AG Today

Ag Today March 31 , 2017

Californians at Odds as Trump’s Ag Pick Clears Senate Hurdle

By Ted Goldberg MARCH 30, 2017

When the Senate Agriculture Committee voted Thursday to send President Trump’s pick to run the U.S. Department of Agriculture to the full Senate, the man who runs one of California’s top farm industry groups began to see a future where his organization had more access to the White House.

Trump nominated former Georgia Gov. Sonny Perdue to be Secretary of Agriculture in January, but his confirmation was delayed when ethical concerns about his business ties emerged.

During that time, agricultural groups have had no line in to the White House, according to California Farm Bureau president Paul Wenger.

“The folks aren’t there to talk to,” Wenger said in an interview Thursday. “Nobody really knows how to get a hold and to weigh in on issues. We just need to get somebody in there.”

The farm bureau was initially supportive of Tom Vilsack, the former USDA secretary under former President Obama. Vilsack visited California many times and several top officials at the department came from the state.

But during a visit to California last year, Vilsack advocated for overtime benefits for farmworkers in the state. While labor advocates and California lawmakers backed a new law passed last summer, the industry was opposed.

Perdue understands the issues that California farmers face, Wenger said. Just like Georgia, the Golden State relies on immigrant labor for agricultural work.

Perdue has moderate views on trade and immigration. Politico pointed out that those views are not entirely in line with Trump’s.

A recent report from the UCLA Anderson Forecast found that the new administration’s stricter immigration policies could particularly affect the estimated 840,000 people in the state’s agricultural industry.

Another industry group, Western Growers, which represents local and regional family farmers in California, applauded the committee’s vote and touched on the same theme.

“We trust that secretary-designate Perdue will pursue a resolution to one of our industry’s greatest needs, ensuring that immigration reform — one that works for all of agriculture — remains a top priority for the president,” said Tom Nassif, the organization’s president and CEO.

Local environmental groups are not happy Perdue’s road to the White House cabinet is now moving smoothly.

Erich Pica, president of the Berkeley-based Friends of the Earth, called Perdue’s confirmation hearing impossibly short and easy.

The committee failed to properly scrutinize Perdue’s record, Pica said in a statement.

“Allowing the Trump administration to smoothly confirm a nominee dogged by ethics complaints and vexed with deep personal ties to big agribusiness is reprehensible,” Pica said. “Perdue’s inability to separate business and politics make him unfit to serve and we hope Democrats will not turn a blind eye to his ethics.”

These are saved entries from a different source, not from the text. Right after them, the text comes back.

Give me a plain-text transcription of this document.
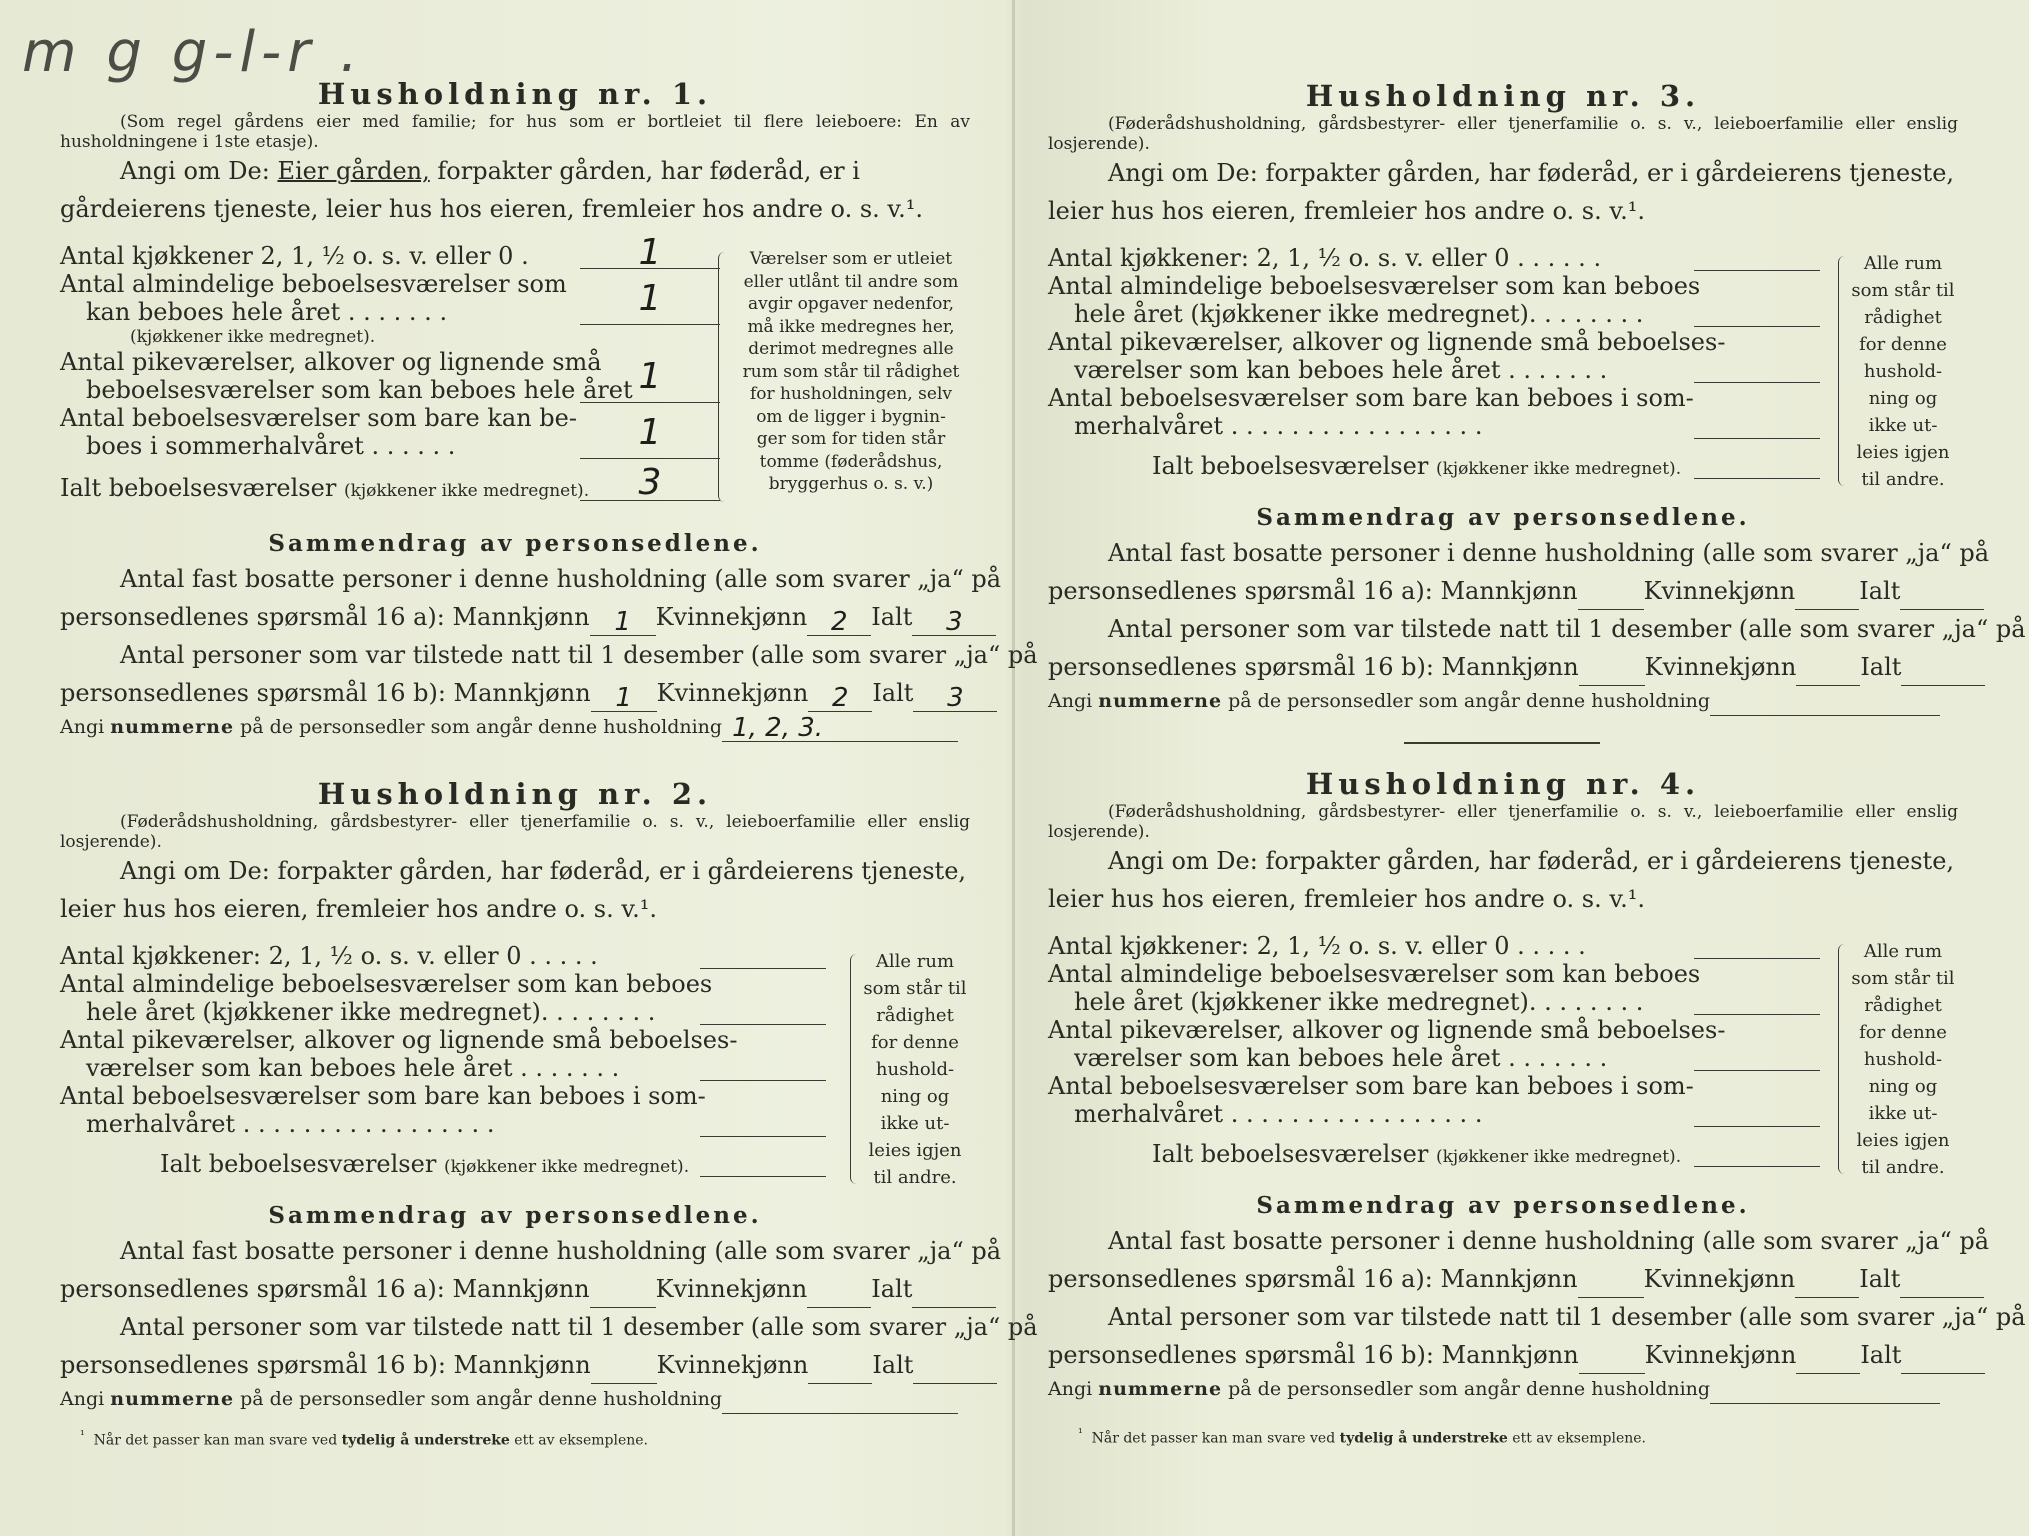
m g g-l-r .
Husholdning nr. 1.
(Som regel gårdens eier med familie; for hus som er bortleiet til flere leieboere: En av husholdningene i 1ste etasje).
Angi om De: Eier gården, forpakter gården, har føderåd, er i gårdeierens tjeneste, leier hus hos eieren, fremleier hos andre o. s. v.¹.
Antal kjøkkener 2, 1, ½ o. s. v. eller 0 .	1
Antal almindelige beboelsesværelser som
kan beboes hele året . . . . . . .	1
(kjøkkener ikke medregnet).
Antal pikeværelser, alkover og lignende små
beboelsesværelser som kan beboes hele året 1
Antal beboelsesværelser som bare kan be-
boes i sommerhalvåret . . . . . .	1
Ialt beboelsesværelser (kjøkkener ikke medregnet).	3
Værelser som er utleiet
eller utlånt til andre som
avgir opgaver nedenfor,
må ikke medregnes her,
derimot medregnes alle
rum som står til rådighet
for husholdningen, selv
om de ligger i bygnin-
ger som for tiden står
tomme (føderådshus,
bryggerhus o. s. v.)
Sammendrag av personsedlene.
Antal fast bosatte personer i denne husholdning (alle som svarer „ja“ på
personsedlenes spørsmål 16 a): Mannkjønn 1	Kvinnekjønn 2 Ialt	3
Antal personer som var tilstede natt til 1 desember (alle som svarer „ja“ på
personsedlenes spørsmål 16 b): Mannkjønn 1	Kvinnekjønn 2 Ialt	3
Angi nummerne på de personsedler som angår denne husholdning 1, 2, 3.
Husholdning nr. 2.
(Føderådshusholdning, gårdsbestyrer- eller tjenerfamilie o. s. v., leieboerfamilie eller enslig losjerende).
Angi om De: forpakter gården, har føderåd, er i gårdeierens tjeneste, leier hus hos eieren, fremleier hos andre o. s. v.¹.
Antal kjøkkener: 2, 1, ½ o. s. v. eller 0 . . . . .
Antal almindelige beboelsesværelser som kan beboes
hele året (kjøkkener ikke medregnet). . . . . . . .
Antal pikeværelser, alkover og lignende små beboelses-
værelser som kan beboes hele året . . . . . . .
Antal beboelsesværelser som bare kan beboes i som-
merhalvåret . . . . . . . . . . . . . . . . .
Ialt beboelsesværelser (kjøkkener ikke medregnet).
Alle rum
som står til
rådighet
for denne
hushold-
ning og
ikke ut-
leies igjen
til andre.
Sammendrag av personsedlene.
Antal fast bosatte personer i denne husholdning (alle som svarer „ja“ på
personsedlenes spørsmål 16 a): Mannkjønn	Kvinnekjønn	Ialt
Antal personer som var tilstede natt til 1 desember (alle som svarer „ja“ på
personsedlenes spørsmål 16 b): Mannkjønn	Kvinnekjønn	Ialt
Angi nummerne på de personsedler som angår denne husholdning
$^{^1}$ Når det passer kan man svare ved tydelig å understreke ett av eksemplene.
Husholdning nr. 3.
(Føderådshusholdning, gårdsbestyrer- eller tjenerfamilie o. s. v., leieboerfamilie eller enslig losjerende).
Angi om De: forpakter gården, har føderåd, er i gårdeierens tjeneste, leier hus hos eieren, fremleier hos andre o. s. v.¹.
Antal kjøkkener: 2, 1, ½ o. s. v. eller 0 . . . . . .
Antal almindelige beboelsesværelser som kan beboes
hele året (kjøkkener ikke medregnet). . . . . . . .
Antal pikeværelser, alkover og lignende små beboelses-
værelser som kan beboes hele året . . . . . . .
Antal beboelsesværelser som bare kan beboes i som-
merhalvåret . . . . . . . . . . . . . . . . .
Ialt beboelsesværelser (kjøkkener ikke medregnet).
Alle rum
som står til
rådighet
for denne
hushold-
ning og
ikke ut-
leies igjen
til andre.
Sammendrag av personsedlene.
Antal fast bosatte personer i denne husholdning (alle som svarer „ja“ på
personsedlenes spørsmål 16 a): Mannkjønn	Kvinnekjønn	Ialt
Antal personer som var tilstede natt til 1 desember (alle som svarer „ja“ på
personsedlenes spørsmål 16 b): Mannkjønn	Kvinnekjønn	Ialt
Angi nummerne på de personsedler som angår denne husholdning
Husholdning nr. 4.
(Føderådshusholdning, gårdsbestyrer- eller tjenerfamilie o. s. v., leieboerfamilie eller enslig losjerende).
Angi om De: forpakter gården, har føderåd, er i gårdeierens tjeneste, leier hus hos eieren, fremleier hos andre o. s. v.¹.
Antal kjøkkener: 2, 1, ½ o. s. v. eller 0 . . . . .
Antal almindelige beboelsesværelser som kan beboes
hele året (kjøkkener ikke medregnet). . . . . . . .
Antal pikeværelser, alkover og lignende små beboelses-
værelser som kan beboes hele året . . . . . . .
Antal beboelsesværelser som bare kan beboes i som-
merhalvåret . . . . . . . . . . . . . . . . .
Ialt beboelsesværelser (kjøkkener ikke medregnet).
Alle rum
som står til
rådighet
for denne
hushold-
ning og
ikke ut-
leies igjen
til andre.
Sammendrag av personsedlene.
Antal fast bosatte personer i denne husholdning (alle som svarer „ja“ på
personsedlenes spørsmål 16 a): Mannkjønn	Kvinnekjønn	Ialt
Antal personer som var tilstede natt til 1 desember (alle som svarer „ja“ på
personsedlenes spørsmål 16 b): Mannkjønn	Kvinnekjønn	Ialt
Angi nummerne på de personsedler som angår denne husholdning
$^{^1}$ Når det passer kan man svare ved tydelig å understreke ett av eksemplene.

Perdue’s confirmation hearing came after he reached an agreement with the Office of Government Ethics to avoid conflicts of interest. As governor of Georgia, he was criticized for refusing to place his assets in a blind trust.

In the deal he is cutting ties to his farming business, but keeping his real estate investments.

A Special Relevance For Californians

The USDA runs a food safety division that came under scrutiny in the Bay Area after the 2014 nationwide meat recall involving the now-defunct, Petaluma-based Rancho Feeding Corp.

The recall led the department’s Office of Food Safety and Inspection Service (FSIS) to hire more full-time inspectors to keep tabs on meat-processing plants across the country.

Food safety advocates who pushed for stricter enforcement of slaughterhouse regulations due to the Rancho recall are cautiously optimistic about Perdue, who is a trained veterinarian.

“On his resume, he comes in with a food safety background,” said Tony Corbo, senior lobbyist at Food & Water Watch.

While Trump’s budget calls for a $4.7 billion cut in the USDA’s budget, the president’s spending plan does not make cuts to the FSIS.

“That’s one glimmer of hope,” Corbo said.

Trump has not yet nominated someone to be the FSIS under-secretary.

A better picture of the new administration’s views on food safety should come once that person has been named and the president’s more detailed spending plan emerges in the coming months, Corbo said.

Another agency under the USDA that has increased its work in California is the U.S. Forest Service.

The agency has managed public land in California for more than a century. In recent years, large sections of national forestland in the state have been charred by massive wildfires.

“They’re one of the very largest land owners in California,” said Susie Kocher, a natural resources adviser and registered professional forester for the University of California’s Cooperative Extension in the Central Sierra. “What they do has always been really important to local communities and the state economy as a whole.”

Trump’s budget makes no cuts to the department’s funds for wildland fire preparedness and firefighting.

Kocher said she hopes Perdue makes reforms to federal forest management including tree thinning and prescribed burns “to keep our forests more resilient and healthy so they can withstand wildfire and drought.”

During the years-long dry spell, more than a 100 million trees died across California.

“We’re really dealing with a crisis in forest health,” Kocher said.